Second date night came around, we met up again, still totally clicked. I am liking him more and more, and all the messages I'm getting are that he's enjoying himself as well. At no point did it seem to me that he wasn't enjoying my company, that the whole thing was just some sort of casual sex transaction, or that he was the sort of person who would behave in a crass or ungentlemanly manner. Every signal indicated that we were both definitely having a good time on what was obviously A Romantic Date and not a mere formality leading to glory-hole style sex.

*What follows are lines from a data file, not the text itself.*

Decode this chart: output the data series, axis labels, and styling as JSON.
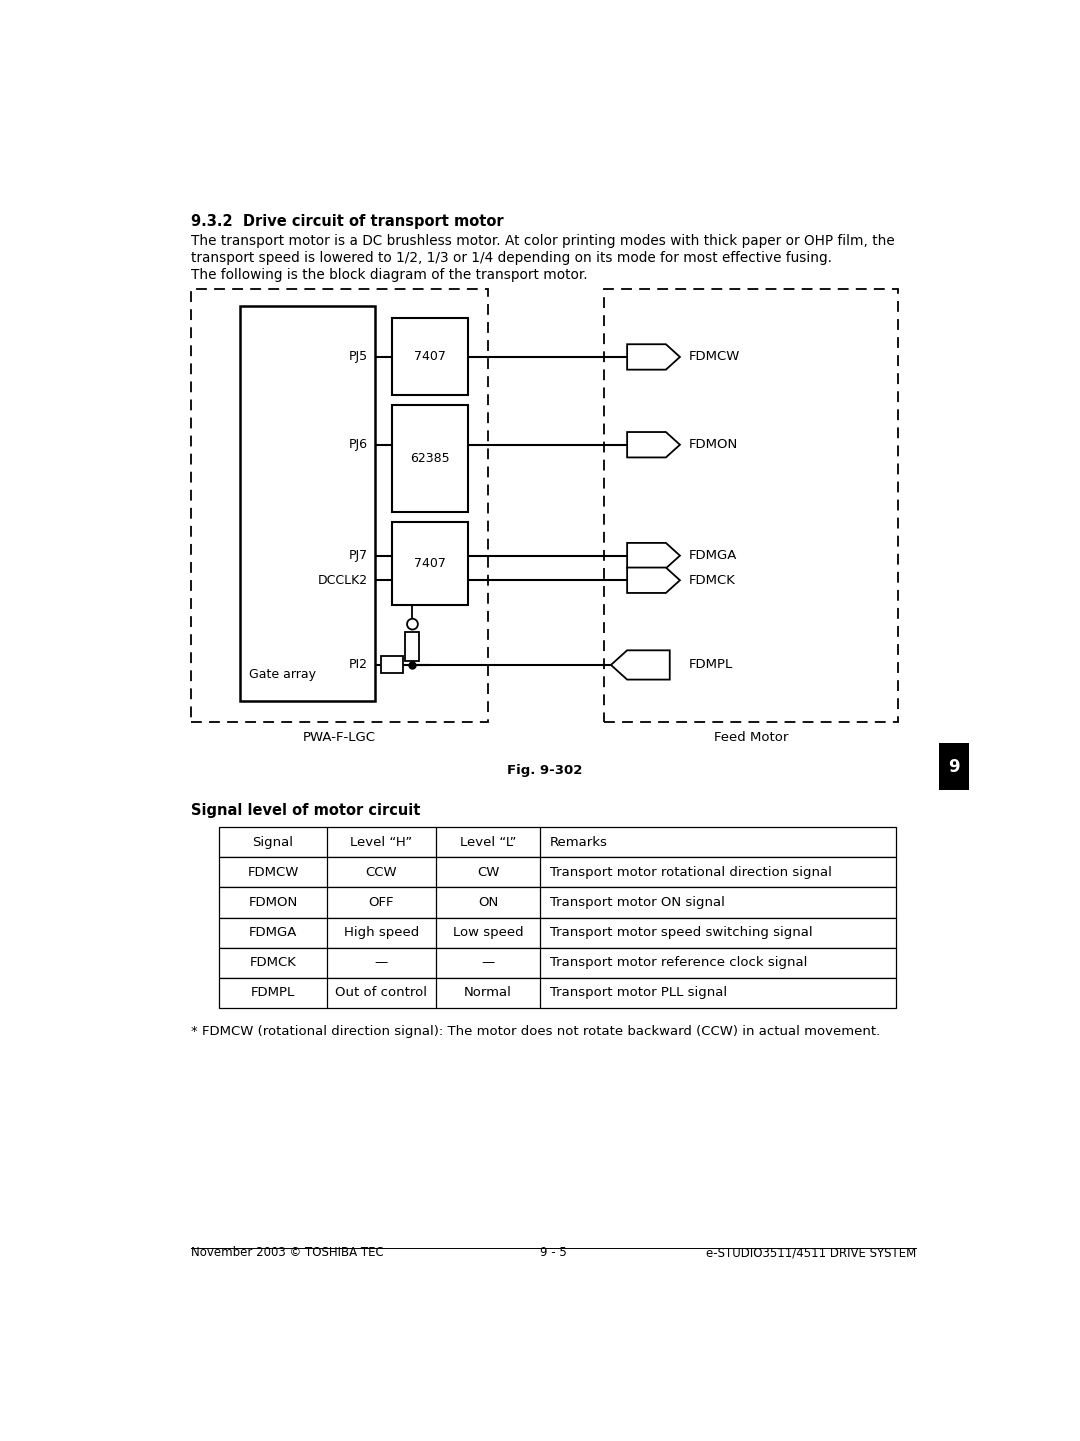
{
  "page_title": "9.3.2  Drive circuit of transport motor",
  "paragraph1": "The transport motor is a DC brushless motor. At color printing modes with thick paper or OHP film, the",
  "paragraph2": "transport speed is lowered to 1/2, 1/3 or 1/4 depending on its mode for most effective fusing.",
  "paragraph3": "The following is the block diagram of the transport motor.",
  "fig_caption": "Fig. 9-302",
  "label_pwa": "PWA-F-LGC",
  "label_feed": "Feed Motor",
  "signals_title": "Signal level of motor circuit",
  "table_headers": [
    "Signal",
    "Level “H”",
    "Level “L”",
    "Remarks"
  ],
  "table_rows": [
    [
      "FDMCW",
      "CCW",
      "CW",
      "Transport motor rotational direction signal"
    ],
    [
      "FDMON",
      "OFF",
      "ON",
      "Transport motor ON signal"
    ],
    [
      "FDMGA",
      "High speed",
      "Low speed",
      "Transport motor speed switching signal"
    ],
    [
      "FDMCK",
      "—",
      "—",
      "Transport motor reference clock signal"
    ],
    [
      "FDMPL",
      "Out of control",
      "Normal",
      "Transport motor PLL signal"
    ]
  ],
  "footnote": "* FDMCW (rotational direction signal): The motor does not rotate backward (CCW) in actual movement.",
  "footer_left": "November 2003 © TOSHIBA TEC",
  "footer_center": "9 - 5",
  "footer_right": "e-STUDIO3511/4511 DRIVE SYSTEM",
  "tab_label": "9",
  "bg_color": "#ffffff",
  "text_color": "#000000"
}
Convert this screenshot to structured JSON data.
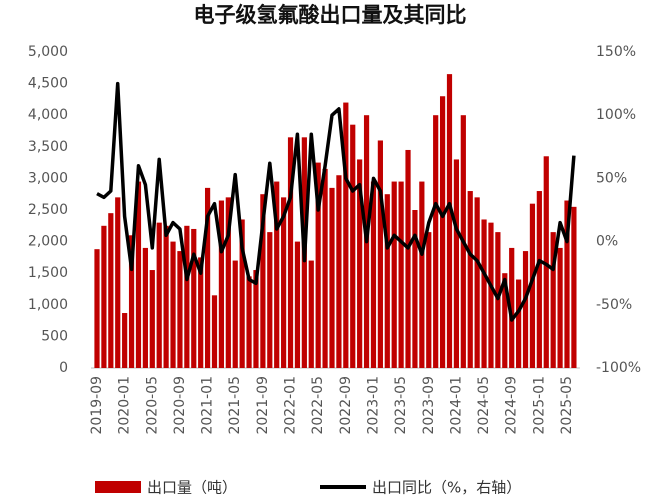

So we go back to his place. The sex is not so great. But, OK. First times are always awkward, and there are a million reasons to give him the benefit of the doubt. Afterwards, we're hanging out and continuing to enjoy ourselves. Things are still going well, and as far as I can tell, the night is young and I'm sleeping over. And then he gets a text. Apparently a good friend is in a hairy situation in some other part of town and needs rescuing. I find it sort of sweet that he's such a stand up guy that he'd be the first person you called when you needed bailing out of a tough situation in the middle of the night. So I wasn't terribly put out when he decided to go help his friend. I felt weird waiting around alone in his apartment, though, so I decided to go home. (Important: he did NOT ask me to leave or even say anything that implied that he expected me to leave.) He apologized profusely as he walked me to the train station.
The end. Seriously, this was Friday night and I have not heard from the guy to date. Is this within the bounds of normal/respectful behavior? Granted I'm not vastly experienced in the world of casual sex, but even when I've had blatant one night stand hookups I've gotten some kind of follow-up within a day or so. Especially if we didn't spend the night together. It's completely baffling to me. I mean, seriously, we went from potential relationship chemistry to Wham Bam Thank You Ma'am in the space of about 10 minutes. What the fuck? Who does this? Are there people who are really so sociopathic that they will put on an Oscar-worthy performance of being really into you as an actual human being one minute, and then usher you out the door the next minute?
What do people consider typical post-hookup behavior? Do you call the person the next day if they don't sleep over? Is there a difference in what you'd do if you were interested in a relationship versus if it was just about the sex? Is it ever OK to just never speak to the person again? Do I have a right to be angry with him, or should I cut him a break if he calls me later and acts normal?
The necessary demographic info: I'm a late 20's woman and the dude in question is within a year of my age. We live in a major US city. We are both politically and socially liberal folks who are in no way religious, conservative, or "traditional" in outlook. As far as I know, we are both neurotypical and have both had the typical late-20's big city dating experiences.